Moscú, 28 de julio de 1914
El palacio tenía una actividad frenética aquella tarde. En cuanto llegó la noticia de la declaración de guerra de Austria a Serbia, comenzó el plan de evacuación y protección de los tesoros artísticos del Kremlin. La familia real preparó sus planes para instalarse en una ciudad en el interior de Rusia aun sin determinar, mientras las fuerzas de seguridad del palacio recorrían constantemente los interminables pasillos organizando el viaje. El zar permanecería en la capital junto a su esposa, pero los niños y sus institutrices partirían aquella misma tarde. Después de sus oraciones, el zar se dirigió al cercano edificio, sede del Alto Mando del Ejército. Decidió ir caminando, saltándose todos los protocolos de seguridad. Necesitaba estirar un poco las piernas y sobre todo despejar la cabeza. Cuando llegó ante la suntuosa fachada de estilo clásico respiro hondo. Todo había comenzado por fin. La guerra era cuestión de horas y dentro de unas semanas todo habría terminado. No era la primera vez que su país estaba en guerra durante su reinado, pero sí que el frente estaba tan cerca de Moscú y que se oponían a enemigos tan poderosos. Los alemanes eran un pueblo fuerte y orgulloso, al que había que tener en cuenta; los austríacos en cambio no parecían una gran amenaza.
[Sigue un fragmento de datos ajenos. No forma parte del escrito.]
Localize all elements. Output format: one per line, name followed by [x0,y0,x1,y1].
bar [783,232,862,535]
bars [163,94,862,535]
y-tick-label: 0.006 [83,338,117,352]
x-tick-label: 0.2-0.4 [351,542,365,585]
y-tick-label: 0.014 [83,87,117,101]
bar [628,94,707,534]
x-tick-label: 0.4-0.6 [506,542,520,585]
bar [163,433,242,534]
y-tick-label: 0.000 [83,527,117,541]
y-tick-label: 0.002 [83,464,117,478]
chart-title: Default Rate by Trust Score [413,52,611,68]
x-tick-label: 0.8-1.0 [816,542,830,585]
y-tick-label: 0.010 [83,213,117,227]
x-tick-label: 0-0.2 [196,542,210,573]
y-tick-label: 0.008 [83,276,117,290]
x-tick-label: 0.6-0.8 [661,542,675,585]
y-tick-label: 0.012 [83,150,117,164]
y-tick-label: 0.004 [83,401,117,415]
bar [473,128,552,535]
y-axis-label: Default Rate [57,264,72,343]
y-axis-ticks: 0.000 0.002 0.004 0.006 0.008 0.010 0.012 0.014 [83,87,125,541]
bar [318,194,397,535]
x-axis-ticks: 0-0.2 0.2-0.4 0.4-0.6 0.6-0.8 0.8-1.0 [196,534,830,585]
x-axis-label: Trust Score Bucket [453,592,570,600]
Serbia había enviado un mensaje urgente para que se pusiera en marcha el complejo sistema de alianzas que la protegían ante una invasión extranjera y ahora él tenía que dar el visto bueno. Nicolás no estaba dispuesto a declarar la guerra hasta que sus fuerzas estuvieran completamente movilizadas, además prefería que fuera Alemania la que le declarara la guerra primero, siempre era mejor entrar en un conflicto bélico como estado agredido que como estado agresor.
Entró en el edificio y tuvo que pararse en las escaleras al sentir un fuerte pinchazo en el pecho. Enseguida media docena de guardaespaldas corrieron a socorrerle.
—¿Se encuentra bien, majestad?
—Sí —dijo el zar volviéndose a enderezar con dificultad. El nerviosismo del último mes comenzaba a afectar a su débil corazón.
Desde los primeros momentos de tensión había tenido la extraña certeza de que su salud no resistiría una guerra larga, pero eso sólo lo sabía Dios. Al fin y al cabo, todo se encontraba en su mano, pensó mientras subía las escaleras que restaban para llegar a la sala de generales.